Can Sex Predict the Incidence of Ankylosing Spondylitis in the US Population?

gender spectrum
gender spectrum
Using the Stanford Military Data Repository, researchers determined the incidence of ankylosing spondylitis between men and women.

Contrary to results of a previous study that reported a higher incidence of ankylosing spondylitis (AS) among men, findings from a recent study published in Arthritis Care & Research indicated that the incidence of AS among US military service members were similar between men and women.  

The incidence of AS is not well characterized. The only population-based study to date was conducted in Olmsted County, Minnesota, which indicated that men were 3 times more likely than women to have AS.  

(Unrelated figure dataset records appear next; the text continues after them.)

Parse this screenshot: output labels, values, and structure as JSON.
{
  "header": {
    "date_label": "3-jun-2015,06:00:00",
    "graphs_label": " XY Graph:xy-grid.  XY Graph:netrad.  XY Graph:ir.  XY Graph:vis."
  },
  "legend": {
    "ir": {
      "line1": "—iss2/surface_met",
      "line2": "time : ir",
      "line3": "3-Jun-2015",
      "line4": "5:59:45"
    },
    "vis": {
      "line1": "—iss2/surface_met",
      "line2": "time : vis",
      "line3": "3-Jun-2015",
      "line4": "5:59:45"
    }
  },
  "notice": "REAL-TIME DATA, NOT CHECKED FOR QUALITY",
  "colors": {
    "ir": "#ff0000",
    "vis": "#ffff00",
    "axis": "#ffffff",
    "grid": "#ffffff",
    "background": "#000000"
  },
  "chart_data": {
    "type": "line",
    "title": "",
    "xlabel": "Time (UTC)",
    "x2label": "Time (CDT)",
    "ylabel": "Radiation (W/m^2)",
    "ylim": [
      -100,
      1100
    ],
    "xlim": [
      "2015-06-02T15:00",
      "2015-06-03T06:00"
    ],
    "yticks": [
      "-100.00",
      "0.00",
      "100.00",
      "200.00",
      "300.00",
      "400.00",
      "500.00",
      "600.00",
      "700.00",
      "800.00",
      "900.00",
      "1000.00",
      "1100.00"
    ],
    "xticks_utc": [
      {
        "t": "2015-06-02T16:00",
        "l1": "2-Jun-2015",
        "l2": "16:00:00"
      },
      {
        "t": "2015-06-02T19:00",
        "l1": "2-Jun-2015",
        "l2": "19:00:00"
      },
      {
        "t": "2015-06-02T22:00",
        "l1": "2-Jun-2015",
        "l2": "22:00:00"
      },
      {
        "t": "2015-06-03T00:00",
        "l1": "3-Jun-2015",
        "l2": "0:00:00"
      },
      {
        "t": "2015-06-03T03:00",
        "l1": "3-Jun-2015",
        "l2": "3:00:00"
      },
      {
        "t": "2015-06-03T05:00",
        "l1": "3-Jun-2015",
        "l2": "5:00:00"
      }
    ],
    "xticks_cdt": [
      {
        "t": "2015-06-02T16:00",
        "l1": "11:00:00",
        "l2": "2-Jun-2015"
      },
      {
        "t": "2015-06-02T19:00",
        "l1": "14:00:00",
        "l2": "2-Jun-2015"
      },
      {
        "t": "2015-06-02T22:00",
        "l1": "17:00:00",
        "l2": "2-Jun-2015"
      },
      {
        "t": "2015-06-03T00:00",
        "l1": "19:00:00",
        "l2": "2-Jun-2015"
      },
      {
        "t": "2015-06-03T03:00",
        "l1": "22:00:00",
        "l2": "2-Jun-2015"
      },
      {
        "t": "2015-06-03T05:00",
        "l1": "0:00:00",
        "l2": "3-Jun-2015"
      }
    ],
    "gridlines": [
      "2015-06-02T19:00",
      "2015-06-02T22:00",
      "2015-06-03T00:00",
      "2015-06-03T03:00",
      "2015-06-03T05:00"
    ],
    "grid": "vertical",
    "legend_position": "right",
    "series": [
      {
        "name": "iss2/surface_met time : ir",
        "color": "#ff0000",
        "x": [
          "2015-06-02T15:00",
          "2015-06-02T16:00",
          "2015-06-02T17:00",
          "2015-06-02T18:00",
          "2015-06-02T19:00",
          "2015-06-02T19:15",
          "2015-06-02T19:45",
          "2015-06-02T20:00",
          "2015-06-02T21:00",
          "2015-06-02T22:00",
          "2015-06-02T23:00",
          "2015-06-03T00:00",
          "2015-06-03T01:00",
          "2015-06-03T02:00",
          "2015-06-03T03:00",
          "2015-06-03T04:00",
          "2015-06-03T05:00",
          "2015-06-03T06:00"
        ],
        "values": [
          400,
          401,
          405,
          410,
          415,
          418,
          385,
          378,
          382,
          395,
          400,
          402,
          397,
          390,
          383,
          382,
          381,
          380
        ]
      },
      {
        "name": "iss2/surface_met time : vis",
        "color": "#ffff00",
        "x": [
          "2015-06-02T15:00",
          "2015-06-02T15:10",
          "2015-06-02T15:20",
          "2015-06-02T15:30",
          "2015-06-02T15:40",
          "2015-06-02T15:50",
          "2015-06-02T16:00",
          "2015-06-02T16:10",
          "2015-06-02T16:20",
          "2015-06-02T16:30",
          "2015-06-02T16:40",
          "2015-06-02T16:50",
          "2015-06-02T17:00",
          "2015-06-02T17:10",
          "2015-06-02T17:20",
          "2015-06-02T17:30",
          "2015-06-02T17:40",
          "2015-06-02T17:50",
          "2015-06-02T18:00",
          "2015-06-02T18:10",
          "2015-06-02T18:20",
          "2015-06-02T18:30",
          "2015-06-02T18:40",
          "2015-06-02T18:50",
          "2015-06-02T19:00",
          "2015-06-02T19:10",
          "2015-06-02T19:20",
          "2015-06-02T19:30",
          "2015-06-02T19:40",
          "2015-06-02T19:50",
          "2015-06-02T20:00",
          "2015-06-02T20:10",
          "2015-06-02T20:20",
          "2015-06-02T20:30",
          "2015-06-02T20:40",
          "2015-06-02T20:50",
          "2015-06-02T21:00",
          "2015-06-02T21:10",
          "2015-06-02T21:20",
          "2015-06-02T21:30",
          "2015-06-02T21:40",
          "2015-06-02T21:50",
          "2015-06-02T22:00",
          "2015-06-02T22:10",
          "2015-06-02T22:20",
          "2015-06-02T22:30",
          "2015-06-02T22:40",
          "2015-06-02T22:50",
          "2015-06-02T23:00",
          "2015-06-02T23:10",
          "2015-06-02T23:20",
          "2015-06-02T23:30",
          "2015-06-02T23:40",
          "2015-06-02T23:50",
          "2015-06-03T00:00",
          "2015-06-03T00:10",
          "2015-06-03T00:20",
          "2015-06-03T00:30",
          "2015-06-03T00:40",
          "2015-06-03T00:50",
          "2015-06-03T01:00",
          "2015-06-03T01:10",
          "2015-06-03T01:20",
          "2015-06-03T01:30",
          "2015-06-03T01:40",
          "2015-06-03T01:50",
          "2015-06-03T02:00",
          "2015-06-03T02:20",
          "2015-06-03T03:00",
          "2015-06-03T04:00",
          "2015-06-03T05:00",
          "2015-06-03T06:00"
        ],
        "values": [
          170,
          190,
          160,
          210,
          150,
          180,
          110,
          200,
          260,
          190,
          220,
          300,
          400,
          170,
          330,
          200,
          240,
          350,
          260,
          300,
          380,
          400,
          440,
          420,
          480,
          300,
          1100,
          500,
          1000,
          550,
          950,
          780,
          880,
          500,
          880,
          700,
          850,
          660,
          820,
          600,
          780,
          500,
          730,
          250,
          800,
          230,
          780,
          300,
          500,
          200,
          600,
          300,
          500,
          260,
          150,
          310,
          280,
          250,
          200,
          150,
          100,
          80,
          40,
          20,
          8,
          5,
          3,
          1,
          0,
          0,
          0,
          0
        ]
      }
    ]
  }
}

The current study measured the incidence of AS in US Army personnel who underwent annual screenings for chronic back pain between March 2014 and June 2017. Researchers determined AS using the International Classification of Diseases, Ninth Revision (ICD-9) codes through September 2015 and ICD-10 codes for the remainder of the study.

A total of 728,556 individuals were screened for a period of 1,609,639 person-years. The incidence of AS was 27.22 per 100,000 person-years. Women had a slightly higher incidence of AS than men, but the difference was not statistically significant (incidence rate ratio [IRR], 1.16; 95% CI, 0.91-1.49; P =.233). However, the incidence of AS increased with age. Individuals aged 45 years and older were more than 7 times more likely to be diagnosed with AS than those aged younger than 24 years (adjusted odds ratio [aOR], 7.30; 95% CI, 5.17-10.32; P <.001). White US Army personnel had a higher incidence of AS than Black personnel (aOR, 1.39; 95% CI, 1.01-1.66; P =.038).

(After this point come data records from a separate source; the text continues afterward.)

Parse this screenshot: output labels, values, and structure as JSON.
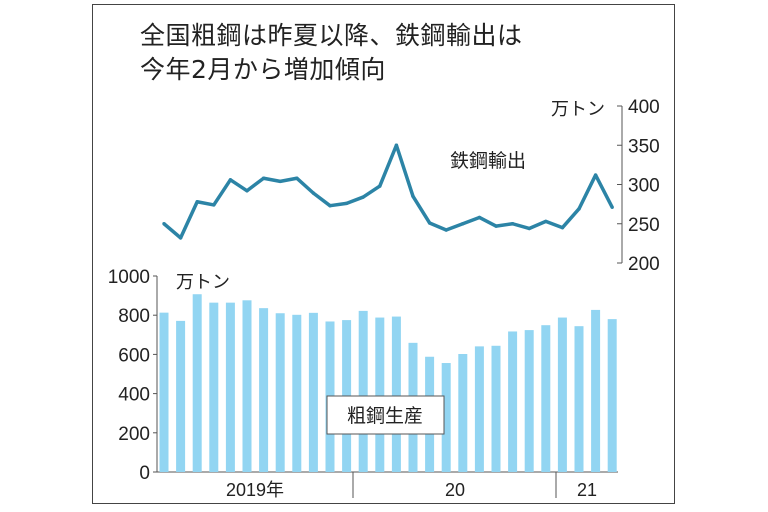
{
  "title_line1": "全国粗鋼は昨夏以降、鉄鋼輸出は",
  "title_line2": "今年2月から増加傾向",
  "colors": {
    "bar": "#92d5f2",
    "line": "#2c84a6",
    "frame": "#444444"
  },
  "chart_data": [
    {
      "type": "line",
      "series": [
        {
          "name": "鉄鋼輸出",
          "values": [
            250,
            232,
            278,
            274,
            306,
            292,
            308,
            304,
            308,
            289,
            273,
            276,
            284,
            298,
            350,
            285,
            251,
            242,
            250,
            258,
            247,
            250,
            244,
            253,
            245,
            269,
            312,
            271
          ]
        }
      ],
      "unit": "万トン",
      "ylim": [
        200,
        400
      ],
      "yticks": [
        "400",
        "350",
        "300",
        "250",
        "200"
      ],
      "axis_side": "right",
      "grid": false
    },
    {
      "type": "bar",
      "series": [
        {
          "name": "粗鋼生産",
          "values": [
            813,
            771,
            907,
            864,
            864,
            876,
            836,
            810,
            802,
            812,
            768,
            775,
            822,
            788,
            793,
            659,
            588,
            556,
            602,
            641,
            644,
            717,
            724,
            749,
            788,
            744,
            827,
            780
          ]
        }
      ],
      "unit": "万トン",
      "ylim": [
        0,
        1000
      ],
      "yticks": [
        "1000",
        "800",
        "600",
        "400",
        "200",
        "0"
      ],
      "xlabels": [
        "2019年",
        "20",
        "21"
      ],
      "grid": false
    }
  ]
}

Limitations of the study included the inability to identify the onset of symptoms of AS and the nonrepresentative population of individuals in the US Army who are relatively younger and fitter.

The researchers concluded, “The incidence of AS in the US has been under-studied and incompletely characterized. Our findings challenge the widely held belief that AS in the US occurs substantially more frequently in [men] than [women]. That conclusion is based on widely accepted conventional wisdom from clinical experience and, in part, on the single incidence study conducted in Olmsted County, Minnesota. Our results derived from a population of adults in the US Army from 2014 to 2017 suggests that the incidence of AS in [men] and [women] is similar. We also found that that the rate of AS remains greater among White [individuals] [compared with] Black [individuals]. We encourage additional investigations utilizing other populations.


Nelson DA, Kaplan RM, Kurina LM, Weisman MH. Incidence of ankylosing spondylitis among male and female United States Army personnel. Arthritis Care Res. Published online August 30, 2021. doi:10.1002/acr.24774.